Le rapport a déjà permis de générer des changements concrets. Les membres syndicaux de certaines entreprises d’habillement de Pouso Alegre, dans l’État méridional de Minas Gerais, ont négocié une disposition au titre de laquelle les employeurs s’engagent à organiser deux fois par an des formations destinées aux chefs de service des entreprises pour combattre la violence sexiste au travail.
Les syndicats ont analysé les résultats de l’étude en décembre et ils prévoient de les transmettre à leurs conseils exécutifs respectifs dans le but d’empêcher et d’éliminer la violence sexiste au travail, par le biais de la négociation collective ou du dialogue social avec les employeurs.
Francisca Trajano déclare que la CNTRV, qui représente 69 syndicats et trois fédérations régionales, encourage les syndicats à négocier des dispositions dans les contrats pour protéger les travailleurs de la violence et du harcèlement sexiste au travail.
La CNTRV est bien placée pour mener la campagne contre la violence sexiste au travail. En avril, les délégués du 11e Congrès de la CNTRV ont voté pour la parité entre hommes et femmes aux postes de dirigeants et ont adopté un programme de défense des droits des femmes.

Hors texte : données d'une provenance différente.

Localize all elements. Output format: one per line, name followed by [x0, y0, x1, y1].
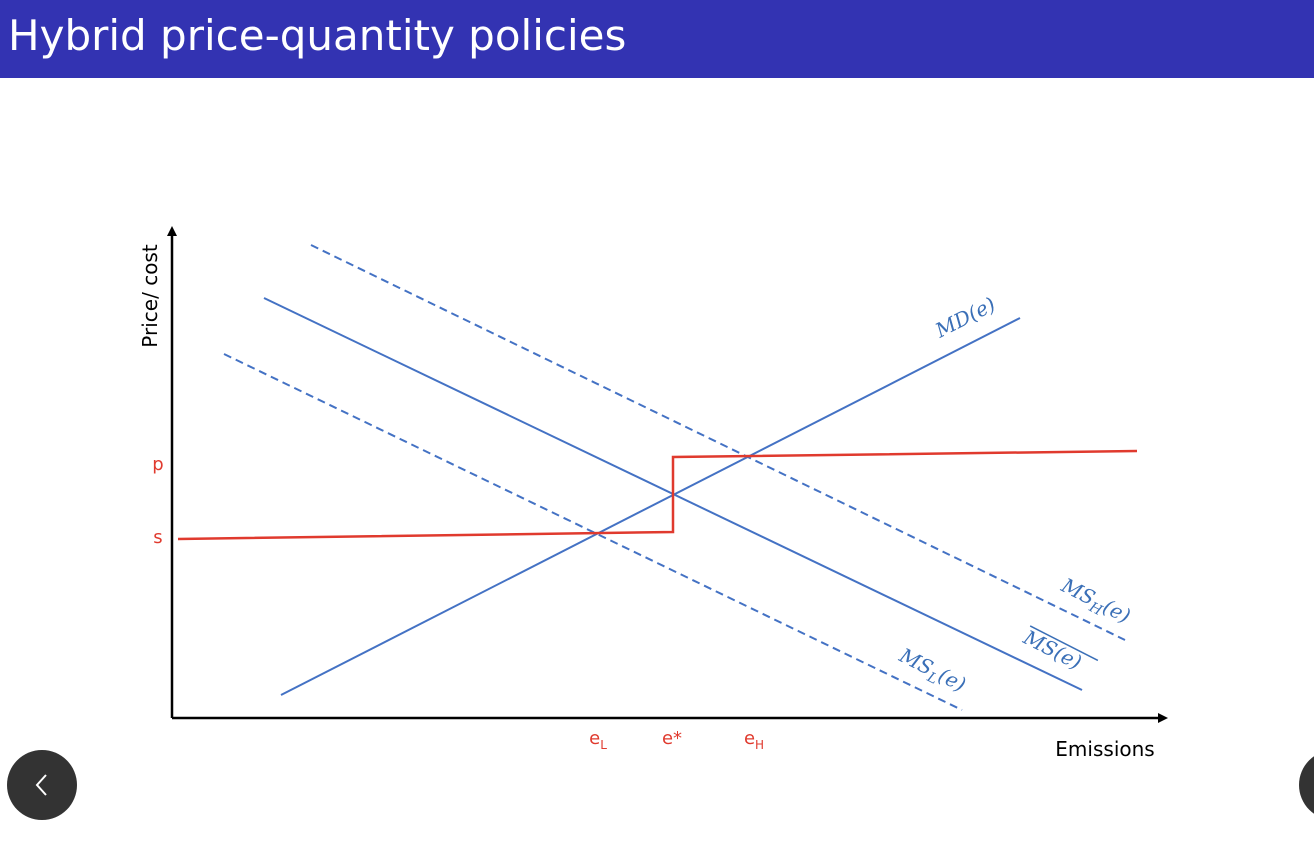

En partenariat avec Solidarity Center, la CNTRV chapeaute depuis plusieurs années un projet sur les femmes dirigeantes à l’échelle nationale afin de préparer les femmes qui travaillent à assumer des fonctions de direction.
« Bien entendu, lorsque nous avons reçu les résultats du rapport, nous avons été très choqués face à l’étendue de la violence au travail »,
souligne Francisca Trajano, également membre du Conseil exécutif de la Centrale unique des travailleurs brésiliens (CUT).
« Mais en même temps, c’est un véritable signal d’alerte pour nous inciter à faire quelque chose contre ce fléau. »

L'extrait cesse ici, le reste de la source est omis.